The field of nanotechnology offers many new possibilities to paper conservation and allows conservators to work with new materials offering unique and innovative properties, such as nanocellulose, and to acquire new methods with many advantages. Since a few years, the interest in using nanocellulose for conservation of cellulosic materials has been increasing and several conservation teams are working on the possibility of using nanocellulose in conservation. Different nanocelluloses have been recently used for reinforcement of painting canvases and bacterial cellulose has been also reported for consolidation of historical silk fabrics and paper documents.
Our focus is the study and the application in paper conservation of nanocellulose films, also called nanopapers, using microfibrillated cellulose. The first application of nanocellulose films on museum objects was performed in 2014 on a series of viewing slides from the mid-19th century belonging to the French Museum of Cinema (La Cinémathèque française) and was pursued on tracing papers and animation cels with promising results. This is not really surprising since these new materials have very interesting properties for their use in art conservation.
For instance, nanocellulose films are made of pure cellulose pulp without lignin or any chemical or enzymatic pretreatment. Furthermore, they have a neutral pH (close to 7.0). The purity of mending materials is a stability criterion that is very important in the conservation of artworks and documents on paper. In addition, nanocellulose films can effectively transmit light and can be as transparent as a polyester film. Also, these materials have a high mechanical strength since they are composed of long microfibrils that are extremely thin (with a diameter from 5 to 30 nm) and denser than regular fibers.

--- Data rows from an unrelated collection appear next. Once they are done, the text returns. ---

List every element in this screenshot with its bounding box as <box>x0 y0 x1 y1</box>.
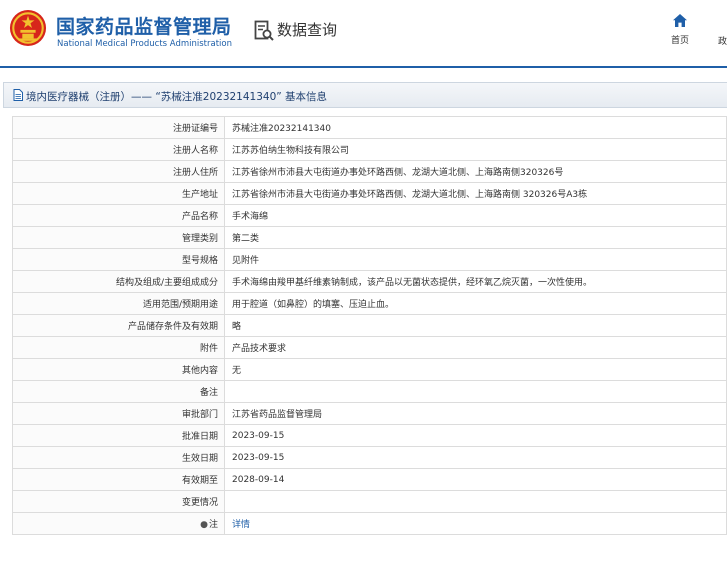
row-value: 产品技术要求 <box>224 336 727 359</box>
row-label: 有效期至 <box>12 468 225 491</box>
nav-home[interactable]: 首页 <box>664 14 696 54</box>
row-label: 注册人住所 <box>12 160 225 183</box>
document-search-icon <box>254 20 274 41</box>
table-row: 备注 <box>12 380 727 403</box>
row-label: 管理类别 <box>12 226 225 249</box>
row-value <box>224 490 727 513</box>
table-row: 附件 产品技术要求 <box>12 336 727 359</box>
org-name-cn[interactable]: 国家药品监督管理局 <box>56 12 232 39</box>
detail-title: 境内医疗器械（注册）—— “苏械注准20232141340” 基本信息 <box>26 91 328 103</box>
row-label: 注册证编号 <box>12 116 225 139</box>
detail-title-bar: 境内医疗器械（注册）—— “苏械注准20232141340” 基本信息 <box>3 82 727 108</box>
detail-table: 注册证编号 苏械注准20232141340 注册人名称 江苏苏伯纳生物科技有限公司 … <box>12 116 727 535</box>
row-label: 生效日期 <box>12 446 225 469</box>
org-name-en[interactable]: National Medical Products Administration <box>57 39 232 49</box>
row-value: 江苏省药品监督管理局 <box>224 402 727 425</box>
table-row: 生产地址 江苏省徐州市沛县大屯街道办事处环路西侧、龙湖大道北侧、上海路南侧 320… <box>12 182 727 205</box>
row-label: 结构及组成/主要组成成分 <box>12 270 225 293</box>
table-row: 批准日期 2023-09-15 <box>12 424 727 447</box>
note-label-cell: ●注 <box>12 512 225 535</box>
row-label: 适用范围/预期用途 <box>12 292 225 315</box>
row-value: 手术海绵 <box>224 204 727 227</box>
row-value <box>224 380 727 403</box>
note-label: 注 <box>208 520 218 530</box>
row-value: 2023-09-15 <box>224 446 727 469</box>
row-value: 用于腔道（如鼻腔）的填塞、压迫止血。 <box>224 292 727 315</box>
table-row: 型号规格 见附件 <box>12 248 727 271</box>
document-icon <box>13 89 23 101</box>
row-label: 注册人名称 <box>12 138 225 161</box>
row-value: 略 <box>224 314 727 337</box>
row-label: 生产地址 <box>12 182 225 205</box>
table-row: 有效期至 2028-09-14 <box>12 468 727 491</box>
pin-icon: ● <box>200 520 208 530</box>
section-title: 数据查询 <box>277 21 338 39</box>
table-row: 产品储存条件及有效期略 <box>12 314 727 337</box>
row-label: 审批部门 <box>12 402 225 425</box>
row-value: 无 <box>224 358 727 381</box>
row-label: 产品储存条件及有效期 <box>12 314 225 337</box>
row-label: 备注 <box>12 380 225 403</box>
table-row: 变更情况 <box>12 490 727 513</box>
table-row: 审批部门 江苏省药品监督管理局 <box>12 402 727 425</box>
note-value-cell: 详情 <box>224 512 727 535</box>
row-value: 江苏苏伯纳生物科技有限公司 <box>224 138 727 161</box>
row-label: 变更情况 <box>12 490 225 513</box>
row-value: 见附件 <box>224 248 727 271</box>
row-label: 产品名称 <box>12 204 225 227</box>
table-row: 其他内容无 <box>12 358 727 381</box>
row-label: 批准日期 <box>12 424 225 447</box>
row-label: 型号规格 <box>12 248 225 271</box>
table-row: 适用范围/预期用途 用于腔道（如鼻腔）的填塞、压迫止血。 <box>12 292 727 315</box>
row-value: 苏械注准20232141340 <box>224 116 727 139</box>
table-row: 管理类别 第二类 <box>12 226 727 249</box>
table-row: 注册人名称 江苏苏伯纳生物科技有限公司 <box>12 138 727 161</box>
row-label: 附件 <box>12 336 225 359</box>
note-row: ●注 详情 <box>12 512 727 535</box>
nav-item-partial[interactable]: 政 <box>718 34 727 47</box>
row-value: 手术海绵由羧甲基纤维素钠制成，该产品以无菌状态提供，经环氧乙烷灭菌，一次性使用。 <box>224 270 727 293</box>
table-row: 结构及组成/主要组成成分 手术海绵由羧甲基纤维素钠制成，该产品以无菌状态提供，经环… <box>12 270 727 293</box>
home-icon <box>673 14 687 27</box>
row-value: 第二类 <box>224 226 727 249</box>
table-row: 注册人住所 江苏省徐州市沛县大屯街道办事处环路西侧、龙湖大道北侧、上海路南侧320… <box>12 160 727 183</box>
header-divider <box>0 66 727 68</box>
site-header: 国家药品监督管理局 National Medical Products Admi… <box>0 0 727 66</box>
row-value: 2028-09-14 <box>224 468 727 491</box>
row-value: 江苏省徐州市沛县大屯街道办事处环路西侧、龙湖大道北侧、上海路南侧 320326号… <box>224 182 727 205</box>
table-row: 注册证编号 苏械注准20232141340 <box>12 116 727 139</box>
nav-home-label: 首页 <box>670 36 689 46</box>
national-emblem-icon[interactable] <box>9 9 47 47</box>
table-row: 产品名称 手术海绵 <box>12 204 727 227</box>
table-row: 生效日期 2023-09-15 <box>12 446 727 469</box>
row-value: 江苏省徐州市沛县大屯街道办事处环路西侧、龙湖大道北侧、上海路南侧320326号 <box>224 160 727 183</box>
row-value: 2023-09-15 <box>224 424 727 447</box>
details-link[interactable]: 详情 <box>232 520 250 530</box>
row-label: 其他内容 <box>12 358 225 381</box>
detail-table-body: 注册证编号 苏械注准20232141340 注册人名称 江苏苏伯纳生物科技有限公司 … <box>12 116 727 535</box>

The use of nanocellulose film already proved to be the most effective solution for some specific problems experienced with museum objects and could be a perfect solution to other problems visible on a wide range of media, such as graphic, photographic and cinematographic artworks and documents, old or contemporary, made of translucent or transparent supports. In 2018 we are pleased to start a partnership with Weidmann Fiber Technology and to introduce their nanomaterials to conservators through some workshops like the coming ones that are planned in May and July at the National Archives, London and at the Museum of Fine Arts, Boston.